TAOCP 2.2.3 Exercise 6
In operation (14), a new node is inserted at the rear of the queue.
Section 2.2.3: Linked Allocation
Exercise 6. [21] In operation (14) we set LINK(P) ← Λ, while the very next insertion at the rear of the queue will change the value of this same link field. Show how the setting of LINK(P) in (14) could be avoided if we make a change to the testing of "F = Λ" in (17).
Verified: no
Solve time: 39s
Solution
In operation (14), a new node is inserted at the rear of the queue. The step
$$ \text{LINK}(P)\leftarrow\Lambda $$
is used only to guarantee that the last node of the queue has null link. When the next insertion occurs, this field is immediately overwritten by
$$ \text{LINK}(R)\leftarrow P, $$
where $R$ is the former rear node. Hence the assignment to $\text{LINK}(P)$ is unnecessary if the deletion algorithm is modified so that it never relies on the rear node having link $\Lambda$.

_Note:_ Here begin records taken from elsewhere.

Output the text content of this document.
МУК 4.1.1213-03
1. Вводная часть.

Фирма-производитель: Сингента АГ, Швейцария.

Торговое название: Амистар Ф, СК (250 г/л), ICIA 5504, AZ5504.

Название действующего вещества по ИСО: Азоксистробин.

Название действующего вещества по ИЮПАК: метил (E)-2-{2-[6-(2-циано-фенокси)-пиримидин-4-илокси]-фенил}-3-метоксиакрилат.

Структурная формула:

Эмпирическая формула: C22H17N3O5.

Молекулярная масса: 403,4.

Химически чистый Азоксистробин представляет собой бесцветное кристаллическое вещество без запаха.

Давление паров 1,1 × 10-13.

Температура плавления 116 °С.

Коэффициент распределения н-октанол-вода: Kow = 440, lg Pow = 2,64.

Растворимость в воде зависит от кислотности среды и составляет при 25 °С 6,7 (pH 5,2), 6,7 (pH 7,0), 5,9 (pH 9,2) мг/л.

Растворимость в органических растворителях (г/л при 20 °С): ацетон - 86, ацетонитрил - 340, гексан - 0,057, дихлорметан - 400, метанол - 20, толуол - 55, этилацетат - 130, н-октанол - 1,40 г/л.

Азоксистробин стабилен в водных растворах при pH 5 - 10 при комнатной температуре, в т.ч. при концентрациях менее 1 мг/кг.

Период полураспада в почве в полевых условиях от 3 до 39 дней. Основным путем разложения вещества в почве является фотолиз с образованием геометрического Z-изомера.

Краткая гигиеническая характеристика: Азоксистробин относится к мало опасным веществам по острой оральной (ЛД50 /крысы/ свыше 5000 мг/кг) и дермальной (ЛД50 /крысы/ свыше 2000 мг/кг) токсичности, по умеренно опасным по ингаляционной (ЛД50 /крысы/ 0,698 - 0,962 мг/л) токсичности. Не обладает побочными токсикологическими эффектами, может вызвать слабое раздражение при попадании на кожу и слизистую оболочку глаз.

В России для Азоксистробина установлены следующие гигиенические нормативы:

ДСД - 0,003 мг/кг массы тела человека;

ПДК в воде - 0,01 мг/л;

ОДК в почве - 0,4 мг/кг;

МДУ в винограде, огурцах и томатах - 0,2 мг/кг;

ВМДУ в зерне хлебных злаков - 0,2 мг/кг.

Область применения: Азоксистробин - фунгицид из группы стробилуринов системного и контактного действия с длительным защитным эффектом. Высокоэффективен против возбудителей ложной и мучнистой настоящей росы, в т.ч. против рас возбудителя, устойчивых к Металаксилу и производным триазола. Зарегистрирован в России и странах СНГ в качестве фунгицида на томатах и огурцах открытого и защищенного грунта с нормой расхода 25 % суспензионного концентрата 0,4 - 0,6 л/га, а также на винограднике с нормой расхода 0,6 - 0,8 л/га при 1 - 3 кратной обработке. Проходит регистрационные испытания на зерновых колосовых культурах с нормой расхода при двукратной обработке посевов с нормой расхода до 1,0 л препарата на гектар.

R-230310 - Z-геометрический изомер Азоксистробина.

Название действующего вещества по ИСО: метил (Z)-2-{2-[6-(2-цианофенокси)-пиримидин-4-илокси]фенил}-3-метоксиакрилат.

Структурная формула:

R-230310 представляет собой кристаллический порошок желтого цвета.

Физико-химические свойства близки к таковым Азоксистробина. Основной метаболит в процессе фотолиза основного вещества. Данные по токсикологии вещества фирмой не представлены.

The difficulty occurs when the queue contains exactly one node. In operation (17), after
$$ P\leftarrow F,\qquad F\leftarrow \text{LINK}(P), $$
the test
$$ F=\Lambda $$
is used to determine whether the queue has become empty, in which case $R$ must also be set to $\Lambda$. This test is valid only when the unique node of the queue has link $\Lambda$.
To avoid setting
$$ \text{LINK}(P)\leftarrow\Lambda $$
during insertion, the deletion algorithm should test whether the node being deleted is the rear node. Since a queue with one element satisfies $F=R$, replace the test "$F=\Lambda$" in (17) by the test
$$ P=R. $$
Then operation (17) becomes
$$ \text{If }F=\Lambda,\ \text{then UNDERFLOW;} $$
$$ P\leftarrow F,\qquad F\leftarrow \text{LINK}(P),\qquad Y\leftarrow \text{INFO}(P), $$
$$ \text{if }P=R,\ \text{then }R\leftarrow\Lambda, $$
$$ \text{AVAIL}\Leftarrow P. $$
When the queue contains more than one node, $P\neq R$, so $R$ remains unchanged. When the queue contains exactly one node, $P=R$; after deletion both $F$ and $R$ are set to $\Lambda$, regardless of the value stored in $\text{LINK}(P)$.
Therefore the assignment
$$ \text{LINK}(P)\leftarrow\Lambda $$
in operation (14) may be omitted, provided that operation (17) tests $P=R$ instead of $F=\Lambda$. ∎